In the fall of 2015, Two Ponds Press of Camden, Maine will publish a limited edition book––The Last Ship, from the River of the Northern City––a three-year collaboration between Hannock and his long-time friend, the musician Sting. The book is a compendium of woodcuts by Hannock inspired by the music and lyrics for The Last Ship, the musical by the same name. Both book and musical center on the dying shipbuilding industry in Sting's hometown, Newcastle, a theme that has informed the work of Hannock and Sting for the last several years.

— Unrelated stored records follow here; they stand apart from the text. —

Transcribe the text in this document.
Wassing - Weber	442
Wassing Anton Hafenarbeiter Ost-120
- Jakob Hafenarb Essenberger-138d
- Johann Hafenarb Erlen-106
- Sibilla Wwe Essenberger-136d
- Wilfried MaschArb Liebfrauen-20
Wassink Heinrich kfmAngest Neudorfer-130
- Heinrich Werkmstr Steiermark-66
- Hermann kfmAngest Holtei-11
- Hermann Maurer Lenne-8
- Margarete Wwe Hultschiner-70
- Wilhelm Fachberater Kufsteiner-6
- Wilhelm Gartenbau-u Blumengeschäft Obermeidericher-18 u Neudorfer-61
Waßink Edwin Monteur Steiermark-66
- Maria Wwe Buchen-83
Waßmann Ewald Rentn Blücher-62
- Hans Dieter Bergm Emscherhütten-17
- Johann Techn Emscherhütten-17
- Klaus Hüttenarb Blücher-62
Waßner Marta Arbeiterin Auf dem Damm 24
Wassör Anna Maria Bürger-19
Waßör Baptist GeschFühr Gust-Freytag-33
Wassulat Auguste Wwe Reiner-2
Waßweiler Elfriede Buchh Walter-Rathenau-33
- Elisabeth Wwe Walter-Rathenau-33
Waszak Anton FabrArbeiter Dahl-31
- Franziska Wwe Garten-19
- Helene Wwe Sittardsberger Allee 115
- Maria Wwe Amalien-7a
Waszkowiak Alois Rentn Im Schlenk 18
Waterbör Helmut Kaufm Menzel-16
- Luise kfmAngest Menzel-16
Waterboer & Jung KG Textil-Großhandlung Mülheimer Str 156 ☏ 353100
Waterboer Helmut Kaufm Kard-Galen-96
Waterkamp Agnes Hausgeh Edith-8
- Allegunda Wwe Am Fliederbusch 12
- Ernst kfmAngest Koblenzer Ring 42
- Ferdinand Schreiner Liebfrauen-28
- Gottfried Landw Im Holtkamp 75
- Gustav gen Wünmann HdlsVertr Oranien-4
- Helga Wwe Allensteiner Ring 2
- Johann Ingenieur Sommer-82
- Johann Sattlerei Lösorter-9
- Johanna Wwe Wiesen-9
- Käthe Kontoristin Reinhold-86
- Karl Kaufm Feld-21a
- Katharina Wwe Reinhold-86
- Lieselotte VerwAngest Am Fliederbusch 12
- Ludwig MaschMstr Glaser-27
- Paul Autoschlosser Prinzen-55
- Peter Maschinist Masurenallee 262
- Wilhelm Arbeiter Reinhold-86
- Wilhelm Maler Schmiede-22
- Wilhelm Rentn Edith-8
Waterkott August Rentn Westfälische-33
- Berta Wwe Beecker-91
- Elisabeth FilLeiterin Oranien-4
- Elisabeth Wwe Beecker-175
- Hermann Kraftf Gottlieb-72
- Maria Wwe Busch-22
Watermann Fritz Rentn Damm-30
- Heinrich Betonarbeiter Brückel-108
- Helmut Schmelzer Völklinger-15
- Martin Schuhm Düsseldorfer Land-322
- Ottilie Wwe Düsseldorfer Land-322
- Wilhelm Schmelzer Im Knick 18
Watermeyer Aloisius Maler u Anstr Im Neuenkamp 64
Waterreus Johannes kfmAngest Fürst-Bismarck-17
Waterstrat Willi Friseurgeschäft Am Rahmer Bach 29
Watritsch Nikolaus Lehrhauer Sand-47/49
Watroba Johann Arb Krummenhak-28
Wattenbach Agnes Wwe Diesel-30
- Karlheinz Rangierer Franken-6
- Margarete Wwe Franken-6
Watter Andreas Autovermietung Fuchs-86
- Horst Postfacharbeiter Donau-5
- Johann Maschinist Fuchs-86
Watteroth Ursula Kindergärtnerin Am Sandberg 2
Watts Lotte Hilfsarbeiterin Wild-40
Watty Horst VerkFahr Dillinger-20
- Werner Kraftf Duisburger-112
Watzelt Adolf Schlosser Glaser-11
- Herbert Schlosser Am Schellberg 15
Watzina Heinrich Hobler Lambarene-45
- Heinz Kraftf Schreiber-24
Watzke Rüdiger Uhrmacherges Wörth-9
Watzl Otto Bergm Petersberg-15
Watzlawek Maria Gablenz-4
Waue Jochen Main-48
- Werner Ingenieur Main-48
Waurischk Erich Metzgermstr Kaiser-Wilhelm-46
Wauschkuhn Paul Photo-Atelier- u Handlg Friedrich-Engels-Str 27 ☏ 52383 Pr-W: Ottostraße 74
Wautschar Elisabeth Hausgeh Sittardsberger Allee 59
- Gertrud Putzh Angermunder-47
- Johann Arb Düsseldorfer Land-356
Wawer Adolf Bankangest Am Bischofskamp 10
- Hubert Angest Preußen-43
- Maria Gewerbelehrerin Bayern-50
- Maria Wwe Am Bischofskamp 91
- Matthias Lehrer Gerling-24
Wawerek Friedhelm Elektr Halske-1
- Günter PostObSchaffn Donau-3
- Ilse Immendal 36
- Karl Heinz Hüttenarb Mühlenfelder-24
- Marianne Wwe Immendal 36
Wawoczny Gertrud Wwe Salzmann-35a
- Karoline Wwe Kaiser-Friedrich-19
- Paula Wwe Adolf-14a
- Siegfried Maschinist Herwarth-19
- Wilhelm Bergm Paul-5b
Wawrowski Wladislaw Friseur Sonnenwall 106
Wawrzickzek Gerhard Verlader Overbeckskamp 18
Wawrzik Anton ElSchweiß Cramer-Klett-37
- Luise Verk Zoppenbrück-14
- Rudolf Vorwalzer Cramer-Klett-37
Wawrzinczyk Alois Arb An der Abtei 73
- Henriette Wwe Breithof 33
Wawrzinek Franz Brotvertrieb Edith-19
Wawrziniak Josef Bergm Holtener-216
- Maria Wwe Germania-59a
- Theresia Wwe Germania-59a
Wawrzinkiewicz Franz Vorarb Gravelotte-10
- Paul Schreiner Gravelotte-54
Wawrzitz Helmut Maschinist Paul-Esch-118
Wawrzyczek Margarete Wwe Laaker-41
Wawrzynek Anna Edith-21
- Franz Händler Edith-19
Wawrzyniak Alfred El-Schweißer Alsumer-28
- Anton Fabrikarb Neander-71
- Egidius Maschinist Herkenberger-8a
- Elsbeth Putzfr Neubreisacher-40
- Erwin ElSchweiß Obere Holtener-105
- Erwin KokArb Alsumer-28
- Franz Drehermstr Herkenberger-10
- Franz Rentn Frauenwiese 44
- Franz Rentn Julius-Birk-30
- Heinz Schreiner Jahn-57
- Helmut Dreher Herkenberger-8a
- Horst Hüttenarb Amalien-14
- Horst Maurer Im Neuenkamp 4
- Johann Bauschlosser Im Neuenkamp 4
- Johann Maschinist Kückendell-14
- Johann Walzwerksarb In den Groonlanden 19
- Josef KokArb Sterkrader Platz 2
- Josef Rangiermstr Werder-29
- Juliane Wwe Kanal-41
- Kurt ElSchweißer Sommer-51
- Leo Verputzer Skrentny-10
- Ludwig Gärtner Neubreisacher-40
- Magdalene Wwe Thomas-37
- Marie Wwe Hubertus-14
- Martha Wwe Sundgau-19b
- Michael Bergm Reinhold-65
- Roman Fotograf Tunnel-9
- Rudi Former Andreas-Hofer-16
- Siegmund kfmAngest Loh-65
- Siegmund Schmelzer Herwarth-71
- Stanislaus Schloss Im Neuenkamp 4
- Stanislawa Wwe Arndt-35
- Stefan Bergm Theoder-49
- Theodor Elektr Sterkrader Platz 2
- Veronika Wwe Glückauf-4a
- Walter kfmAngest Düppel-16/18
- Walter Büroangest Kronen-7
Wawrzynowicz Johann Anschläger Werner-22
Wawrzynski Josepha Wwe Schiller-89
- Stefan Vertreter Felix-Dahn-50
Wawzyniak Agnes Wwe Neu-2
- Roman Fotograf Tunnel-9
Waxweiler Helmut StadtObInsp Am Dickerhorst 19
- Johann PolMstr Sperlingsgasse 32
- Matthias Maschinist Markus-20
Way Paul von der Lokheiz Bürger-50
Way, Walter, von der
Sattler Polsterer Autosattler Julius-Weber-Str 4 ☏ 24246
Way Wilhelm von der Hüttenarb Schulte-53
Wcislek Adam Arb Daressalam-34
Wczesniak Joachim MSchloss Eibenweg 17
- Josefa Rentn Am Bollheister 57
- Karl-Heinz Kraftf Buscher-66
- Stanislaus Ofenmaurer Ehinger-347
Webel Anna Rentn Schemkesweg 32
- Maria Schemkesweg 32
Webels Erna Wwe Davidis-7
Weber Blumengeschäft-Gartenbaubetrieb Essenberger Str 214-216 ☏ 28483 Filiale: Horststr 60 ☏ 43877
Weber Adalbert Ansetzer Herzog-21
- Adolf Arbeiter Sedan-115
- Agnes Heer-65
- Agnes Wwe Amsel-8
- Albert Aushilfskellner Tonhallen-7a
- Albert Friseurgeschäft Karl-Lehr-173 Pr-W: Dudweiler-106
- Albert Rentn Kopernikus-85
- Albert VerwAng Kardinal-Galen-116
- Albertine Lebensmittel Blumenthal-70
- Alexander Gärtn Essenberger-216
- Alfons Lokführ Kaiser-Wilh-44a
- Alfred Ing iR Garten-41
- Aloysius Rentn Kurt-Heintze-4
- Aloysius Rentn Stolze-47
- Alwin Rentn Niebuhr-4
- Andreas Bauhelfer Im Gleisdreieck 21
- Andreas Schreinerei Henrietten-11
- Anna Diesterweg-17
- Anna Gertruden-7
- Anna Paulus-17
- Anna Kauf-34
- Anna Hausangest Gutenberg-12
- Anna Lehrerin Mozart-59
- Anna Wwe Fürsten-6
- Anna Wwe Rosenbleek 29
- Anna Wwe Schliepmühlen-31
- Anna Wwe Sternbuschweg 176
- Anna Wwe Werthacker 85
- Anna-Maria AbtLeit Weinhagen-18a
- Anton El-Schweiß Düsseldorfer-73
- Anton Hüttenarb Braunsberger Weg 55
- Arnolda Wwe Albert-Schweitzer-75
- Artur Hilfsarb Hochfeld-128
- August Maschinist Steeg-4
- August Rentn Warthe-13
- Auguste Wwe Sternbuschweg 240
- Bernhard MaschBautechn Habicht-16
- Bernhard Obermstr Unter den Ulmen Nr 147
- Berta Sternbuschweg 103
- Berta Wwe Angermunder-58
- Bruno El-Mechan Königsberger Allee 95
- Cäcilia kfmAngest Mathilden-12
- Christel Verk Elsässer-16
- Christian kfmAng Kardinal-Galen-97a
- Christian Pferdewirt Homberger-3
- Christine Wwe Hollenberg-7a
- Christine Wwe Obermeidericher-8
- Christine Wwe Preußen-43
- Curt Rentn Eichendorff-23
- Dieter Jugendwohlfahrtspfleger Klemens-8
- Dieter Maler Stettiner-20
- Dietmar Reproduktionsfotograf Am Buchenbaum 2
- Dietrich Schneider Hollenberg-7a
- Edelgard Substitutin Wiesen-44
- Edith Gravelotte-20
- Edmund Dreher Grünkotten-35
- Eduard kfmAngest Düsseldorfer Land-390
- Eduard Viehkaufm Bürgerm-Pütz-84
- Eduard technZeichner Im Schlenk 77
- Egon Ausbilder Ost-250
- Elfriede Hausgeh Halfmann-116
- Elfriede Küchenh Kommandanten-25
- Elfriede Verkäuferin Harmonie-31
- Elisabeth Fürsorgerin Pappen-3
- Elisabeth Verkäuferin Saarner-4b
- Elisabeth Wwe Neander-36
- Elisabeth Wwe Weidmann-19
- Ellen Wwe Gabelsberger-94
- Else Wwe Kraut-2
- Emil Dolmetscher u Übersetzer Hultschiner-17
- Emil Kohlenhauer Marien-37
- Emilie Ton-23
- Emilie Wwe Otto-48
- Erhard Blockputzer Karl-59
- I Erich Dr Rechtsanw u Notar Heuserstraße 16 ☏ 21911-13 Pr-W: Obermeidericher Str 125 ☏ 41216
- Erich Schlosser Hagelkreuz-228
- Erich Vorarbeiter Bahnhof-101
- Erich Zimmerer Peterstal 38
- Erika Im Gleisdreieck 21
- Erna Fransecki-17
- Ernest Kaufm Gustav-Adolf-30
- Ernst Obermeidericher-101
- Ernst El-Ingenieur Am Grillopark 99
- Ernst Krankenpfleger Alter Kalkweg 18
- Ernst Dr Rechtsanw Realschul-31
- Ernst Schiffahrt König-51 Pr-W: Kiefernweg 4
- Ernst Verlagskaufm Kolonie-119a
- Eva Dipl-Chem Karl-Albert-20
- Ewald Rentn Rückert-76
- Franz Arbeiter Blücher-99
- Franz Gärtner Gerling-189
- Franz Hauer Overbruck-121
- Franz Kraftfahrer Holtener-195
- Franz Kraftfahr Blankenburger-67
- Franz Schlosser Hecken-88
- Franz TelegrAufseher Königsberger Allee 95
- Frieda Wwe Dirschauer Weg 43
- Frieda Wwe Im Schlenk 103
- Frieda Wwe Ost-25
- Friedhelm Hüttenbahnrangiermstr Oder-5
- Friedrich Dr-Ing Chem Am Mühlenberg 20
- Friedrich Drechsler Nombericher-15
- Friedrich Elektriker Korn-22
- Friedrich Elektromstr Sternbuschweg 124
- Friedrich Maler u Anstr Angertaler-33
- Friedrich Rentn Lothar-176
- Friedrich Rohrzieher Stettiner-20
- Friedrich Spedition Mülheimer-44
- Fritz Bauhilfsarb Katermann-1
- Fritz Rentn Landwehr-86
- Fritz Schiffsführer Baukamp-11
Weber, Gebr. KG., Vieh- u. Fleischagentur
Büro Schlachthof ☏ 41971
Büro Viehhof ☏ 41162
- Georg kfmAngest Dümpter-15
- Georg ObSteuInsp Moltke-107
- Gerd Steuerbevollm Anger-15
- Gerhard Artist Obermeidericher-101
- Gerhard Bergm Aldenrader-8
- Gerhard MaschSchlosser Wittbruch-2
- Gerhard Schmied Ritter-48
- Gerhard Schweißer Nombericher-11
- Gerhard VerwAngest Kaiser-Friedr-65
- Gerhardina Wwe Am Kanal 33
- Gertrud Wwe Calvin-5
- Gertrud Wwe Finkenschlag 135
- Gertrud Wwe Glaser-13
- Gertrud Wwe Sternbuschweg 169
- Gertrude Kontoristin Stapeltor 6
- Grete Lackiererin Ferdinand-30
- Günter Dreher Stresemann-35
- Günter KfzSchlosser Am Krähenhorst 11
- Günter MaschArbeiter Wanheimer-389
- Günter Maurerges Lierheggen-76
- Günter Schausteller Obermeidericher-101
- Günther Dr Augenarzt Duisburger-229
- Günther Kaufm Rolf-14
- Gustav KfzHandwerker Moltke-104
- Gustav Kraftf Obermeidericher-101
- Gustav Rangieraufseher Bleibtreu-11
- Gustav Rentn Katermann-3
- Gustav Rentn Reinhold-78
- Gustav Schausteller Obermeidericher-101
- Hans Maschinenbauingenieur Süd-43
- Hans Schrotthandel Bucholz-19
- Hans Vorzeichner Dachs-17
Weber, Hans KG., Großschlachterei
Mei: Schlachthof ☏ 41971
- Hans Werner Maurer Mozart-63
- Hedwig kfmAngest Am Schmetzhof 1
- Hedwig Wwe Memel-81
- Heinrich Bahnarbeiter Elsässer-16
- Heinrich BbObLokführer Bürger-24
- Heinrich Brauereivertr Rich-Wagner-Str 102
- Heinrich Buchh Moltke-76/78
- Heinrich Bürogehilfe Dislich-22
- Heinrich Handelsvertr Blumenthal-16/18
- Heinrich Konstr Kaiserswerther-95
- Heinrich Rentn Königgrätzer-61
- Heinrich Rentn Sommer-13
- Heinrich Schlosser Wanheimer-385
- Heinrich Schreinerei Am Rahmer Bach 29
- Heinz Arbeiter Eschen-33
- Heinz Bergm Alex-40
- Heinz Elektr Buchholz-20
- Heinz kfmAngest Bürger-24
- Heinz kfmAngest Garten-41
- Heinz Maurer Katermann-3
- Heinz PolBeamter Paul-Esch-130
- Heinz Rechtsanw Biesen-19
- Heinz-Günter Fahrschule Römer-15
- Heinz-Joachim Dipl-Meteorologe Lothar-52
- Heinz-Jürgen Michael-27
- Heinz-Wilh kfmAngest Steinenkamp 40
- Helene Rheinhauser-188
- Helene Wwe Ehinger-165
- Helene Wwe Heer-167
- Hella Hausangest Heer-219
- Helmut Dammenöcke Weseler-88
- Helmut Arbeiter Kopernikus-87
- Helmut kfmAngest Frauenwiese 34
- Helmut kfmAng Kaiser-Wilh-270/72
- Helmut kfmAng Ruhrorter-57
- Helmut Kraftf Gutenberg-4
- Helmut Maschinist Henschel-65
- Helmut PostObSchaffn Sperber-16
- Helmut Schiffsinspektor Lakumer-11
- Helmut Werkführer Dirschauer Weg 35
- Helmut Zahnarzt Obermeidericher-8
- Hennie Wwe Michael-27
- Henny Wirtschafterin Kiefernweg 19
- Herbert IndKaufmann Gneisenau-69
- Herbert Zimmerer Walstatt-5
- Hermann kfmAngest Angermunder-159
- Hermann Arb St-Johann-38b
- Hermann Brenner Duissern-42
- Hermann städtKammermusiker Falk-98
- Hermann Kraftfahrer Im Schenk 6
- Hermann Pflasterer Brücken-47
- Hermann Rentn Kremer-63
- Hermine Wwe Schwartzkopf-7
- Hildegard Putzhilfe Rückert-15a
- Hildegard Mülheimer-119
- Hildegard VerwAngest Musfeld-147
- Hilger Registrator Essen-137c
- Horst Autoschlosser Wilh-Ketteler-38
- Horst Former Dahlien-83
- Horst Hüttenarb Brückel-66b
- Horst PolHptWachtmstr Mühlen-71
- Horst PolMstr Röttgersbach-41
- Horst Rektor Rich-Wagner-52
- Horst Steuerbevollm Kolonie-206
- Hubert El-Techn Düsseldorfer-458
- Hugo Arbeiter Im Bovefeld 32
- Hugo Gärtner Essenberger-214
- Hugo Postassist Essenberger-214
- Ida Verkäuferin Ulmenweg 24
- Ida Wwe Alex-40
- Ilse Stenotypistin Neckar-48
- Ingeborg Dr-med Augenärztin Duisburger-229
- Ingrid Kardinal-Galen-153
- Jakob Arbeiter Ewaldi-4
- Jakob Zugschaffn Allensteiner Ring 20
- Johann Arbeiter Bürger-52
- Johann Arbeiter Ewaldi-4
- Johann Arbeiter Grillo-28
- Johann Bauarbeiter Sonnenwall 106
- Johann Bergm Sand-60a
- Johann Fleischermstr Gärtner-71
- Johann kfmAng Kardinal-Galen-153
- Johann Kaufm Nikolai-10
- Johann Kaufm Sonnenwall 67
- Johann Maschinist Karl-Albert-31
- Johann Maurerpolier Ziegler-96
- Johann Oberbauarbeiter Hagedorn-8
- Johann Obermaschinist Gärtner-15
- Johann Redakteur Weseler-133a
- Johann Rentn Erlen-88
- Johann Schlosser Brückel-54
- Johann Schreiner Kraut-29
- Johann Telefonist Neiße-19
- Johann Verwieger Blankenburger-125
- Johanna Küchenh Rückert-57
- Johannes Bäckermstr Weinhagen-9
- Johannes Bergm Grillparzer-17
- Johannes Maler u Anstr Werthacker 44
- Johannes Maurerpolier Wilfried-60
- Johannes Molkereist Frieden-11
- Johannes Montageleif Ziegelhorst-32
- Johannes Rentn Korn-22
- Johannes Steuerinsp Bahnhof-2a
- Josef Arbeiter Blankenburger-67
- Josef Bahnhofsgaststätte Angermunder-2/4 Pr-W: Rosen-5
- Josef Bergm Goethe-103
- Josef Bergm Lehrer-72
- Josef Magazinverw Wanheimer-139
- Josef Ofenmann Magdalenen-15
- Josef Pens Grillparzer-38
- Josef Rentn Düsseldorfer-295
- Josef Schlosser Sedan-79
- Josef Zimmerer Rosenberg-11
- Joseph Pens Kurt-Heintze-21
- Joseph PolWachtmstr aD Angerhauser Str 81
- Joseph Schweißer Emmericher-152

Hannock is among the handful of living artists to be included in The Metropolitan Museum of Art: Masterpiece Paintings, published in 2016. The book provides illustrations and details of 500 art works from the permanent collection of the Metropolitan Museum—works created over the course of 5,000 years in cultures across the globe.

==Personal life==
Hannock married Bridget Watkins, then PR director and assistant to restaurateur Danny Meyer, in 2000. The couple's daughter, Georgia, was born in June of that same year. Just four years later, in October, 2004, Hannock was widowed when his wife died due to complications stemming from a brain tumor diagnosed while she was pregnant.

==Publications==
- Stephen Hannock, Recent Paintings: Vistas with Text by Jason Rosenfeld, copyright 2012, Marlborough Gallery, Inc.
- Stephen Hannock by Jason Rosenfeld, Martha Hoppin, Garrett White and with an introduction by Mark C. Taylor.
- Luminosity: The Paintings of Stephen Hannock, preface by S. Lane Faison Jr., introduction by Duncan Christy. Published in 2000 by Chronicle Books.
- Stephen Hannock; Mckenzie Fine Art, Inc. New York; Michel Kohn Gallery; Los Angeles; 2002; essay by Jason Rosenfeld.
- Stephen Hannock, Space & Time; The Dayton Art Institute, 1999; Russell Gallery, Deerfield Academy, 1998; essay by Hal Fischer.
- Master and Apprentice, Selected Works from Leonard Baskin and Stephen Hannock; Hampshire College Library Gallery, 1998; essay by Hosea Baskin.
- Stephen Hannock; James Graham and Sons, New york, 1996; introduction by Hugh M. Davies, catalog essay by Robert Atkins.
- After Church, After Cole: Stephen Hannock's Oxbow; Timken Museum of Art; 1995; essay by Robert Aktins.